The employer bears the burden of proving willful misconduct in an unemployment compensation case. *402Gane v. Unemployment Compensation Board of Review, 41 Pa. Commonwealth Ct. 292, 398 A.2d 1110 (1979). And, when the party bearing the burden of proof prevails before the Board, our scope of review is limited to a determination of whether the Board’s findings of fact are supported by substantial evidence and .whether the Board committed an error of law. Milne v. Unemployment Compensation Board of Review, 73 Pa. Commonwealth Ct. 30, 457 A.2d 224 (1983).

Whether specific conduct rises to the level of willful misconduct is a question of law, and subject to our reviéw. Gilbert v. Unemployment Compensation Board of Review, 60 Pa. Commonwealth Ct. 446, 431 A.2d 1151 (1981). The Pennsylvania Supreme Court has defined the term “willful misconduct” as:

An act of wanton or willful disregard of the employer’s rules, a disregard of standards of behavior which the employer has the right to expect of an employee, or negligence indicating an intentional disregard of the employer’s interest or of the employee’s duties and obligations to the employer.

Frumento v. Unemployment Compensation Board of Review, 466 Pa. 81, 83-84, 351 A.2d 631, 632 (1976). Where the violation of an employer’s rule is involved, the employer must prove both the existence of the rule and the fact of its violation. Doyle v. Unemployment Compensation Board of Review, 57 Pa. Commonwealth Ct. 494, 426 A.2d 756 (1981). And where an employee attempts to justify the violation, he has the burden of proving good cause. Partsch v. Unemployment Compensation Board of Review, 64 Pa. Commonwealth Ct. 293, 439 A.2d 1331 (1982).

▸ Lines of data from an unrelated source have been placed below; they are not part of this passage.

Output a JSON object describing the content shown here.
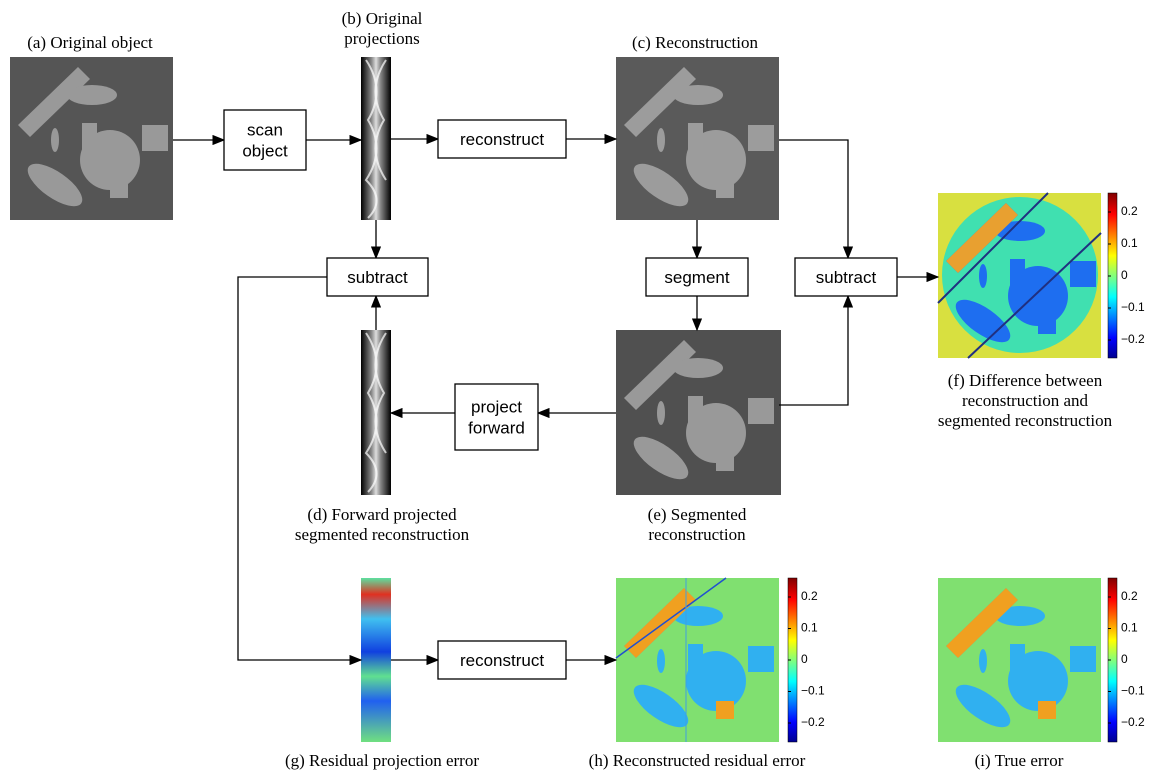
{
  "captions": {
    "a": [
      "(a) Original object"
    ],
    "b": [
      "(b) Original",
      "projections"
    ],
    "c": [
      "(c) Reconstruction"
    ],
    "d": [
      "(d) Forward projected",
      "segmented reconstruction"
    ],
    "e": [
      "(e) Segmented",
      "reconstruction"
    ],
    "f": [
      "(f) Difference between",
      "reconstruction and",
      "segmented reconstruction"
    ],
    "g": [
      "(g) Residual projection error"
    ],
    "h": [
      "(h) Reconstructed residual error"
    ],
    "i": [
      "(i) True error"
    ]
  },
  "boxes": {
    "scan_object": [
      "scan",
      "object"
    ],
    "reconstruct_top": [
      "reconstruct"
    ],
    "subtract_left": [
      "subtract"
    ],
    "segment": [
      "segment"
    ],
    "subtract_right": [
      "subtract"
    ],
    "project_forward": [
      "project",
      "forward"
    ],
    "reconstruct_bottom": [
      "reconstruct"
    ]
  },
  "colorbars": {
    "f": [
      "0.2",
      "0.1",
      "0",
      "−0.1",
      "−0.2"
    ],
    "h": [
      "0.2",
      "0.1",
      "0",
      "−0.1",
      "−0.2"
    ],
    "i": [
      "0.2",
      "0.1",
      "0",
      "−0.1",
      "−0.2"
    ]
  }
}
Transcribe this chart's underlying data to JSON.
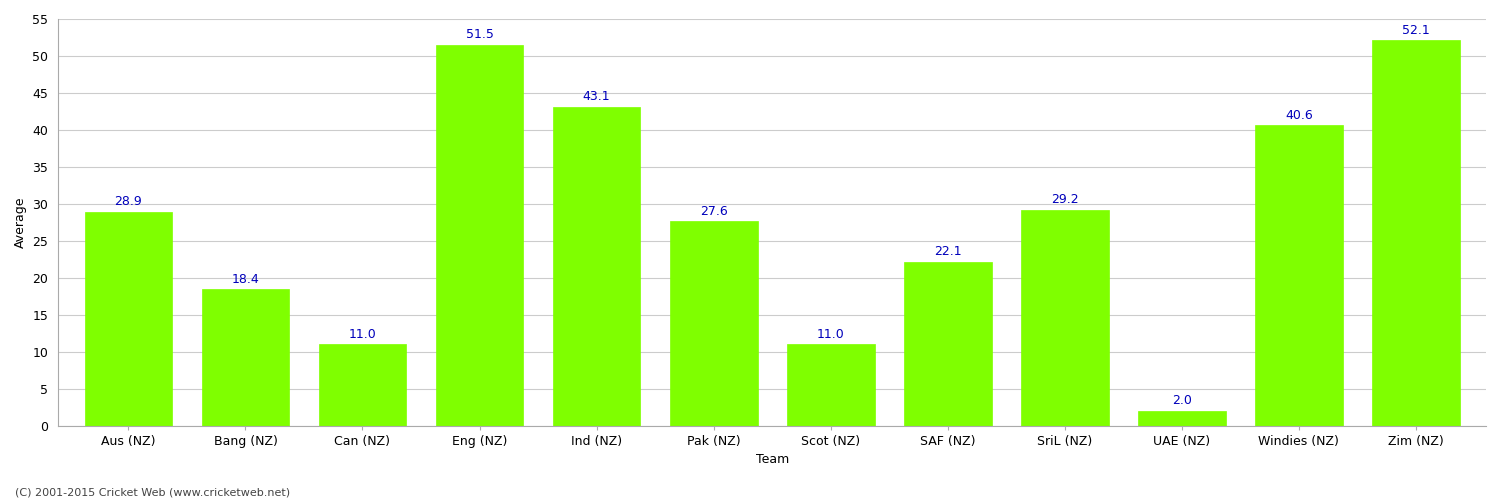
{
  "categories": [
    "Aus (NZ)",
    "Bang (NZ)",
    "Can (NZ)",
    "Eng (NZ)",
    "Ind (NZ)",
    "Pak (NZ)",
    "Scot (NZ)",
    "SAF (NZ)",
    "SriL (NZ)",
    "UAE (NZ)",
    "Windies (NZ)",
    "Zim (NZ)"
  ],
  "values": [
    28.9,
    18.4,
    11.0,
    51.5,
    43.1,
    27.6,
    11.0,
    22.1,
    29.2,
    2.0,
    40.6,
    52.1
  ],
  "bar_color": "#7fff00",
  "bar_edge_color": "#7fff00",
  "label_color": "#0000bb",
  "xlabel": "Team",
  "ylabel": "Average",
  "ylim": [
    0,
    55
  ],
  "yticks": [
    0,
    5,
    10,
    15,
    20,
    25,
    30,
    35,
    40,
    45,
    50,
    55
  ],
  "background_color": "#ffffff",
  "grid_color": "#cccccc",
  "footer": "(C) 2001-2015 Cricket Web (www.cricketweb.net)",
  "label_fontsize": 9,
  "axis_label_fontsize": 9,
  "tick_fontsize": 9,
  "footer_fontsize": 8,
  "bar_width": 0.75
}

Here, Claimant admits the existence of the Employer’s policy and the fact of its violation. She *403argues, however, that her violation was inadvertent. It is true that an inadvertent violation of an employer’s rule does not necessarily constitute willful misconduct. Morysville B. Works, Inc. v. Unemployment Compensation Board of Review, 54 Pa. Commonwealth Ct. 6, 419 A.2d 238 (1980). However, in the instant case, we do not think that Claimant’s inadvertence should exculpate her from being found guilty of willfull misconduct. Claimant testified that she had “no good reason” for her failure to adhere to the Employer’s policy but that she merely neglected to do so.4 Claimant had been employed at the Home for almost a year and had been a licensed practical nurse for fifteen years. Thus, as an experienced health care professional, she certainly was aware of the importance of checking and marking a patient’s medical chart.

Moreover, this Court has refused to extend the inadvertence exception to rule violations by health care professionals. See Philadelphia Geriatric Center v. Unemployment Compensation Board of Review, 46 Pa. Commonwealth Ct. 357, 406 A.2d 1177 (1979). In Philadelphia Geriatric we stated:

a hospital may rightfully expect its employees to carry out their duties, and has recognized the need of health care professionals to be able to rely upon the record of medications and treatments administered to each patient. Performing prescribed treatments and correctly marking treatment charts are vital components of a nurse’s obligation to her employer and to her patients. Any failure to perform those functions is a sufficiently serious offense to *404constitute willful misconduct. (Citations omitted¡)

Id. at 362, 406 A.2d at 1179-1180.

Accordingly, we believe the Board was correct in concluding that Claimant’s conduct constituted willful misconduct.

The Board’s order is affirmed.

Order

And Now, March 27, 1985, the order of the Unemployment Compensation Board of Review, decision No. B-216300, dated March 28, 1983, is hereby affirmed.

Judge Williams, Jr., did not participate in the decision in this case.

Act of December 5, 1936, Second Ex. Sess., P.L. (1937) 2897, as amended, 43 P.S. §802 (e).

The resident suffered no serious side-effects as a result of the double dosage.

Claimant testified that had she cheeked the resident’s chart, she would not have administered the medication.

Claimant testified that at the time she administered the medication to the resident, she may have been “busy” or it may have been “time to go off duty”.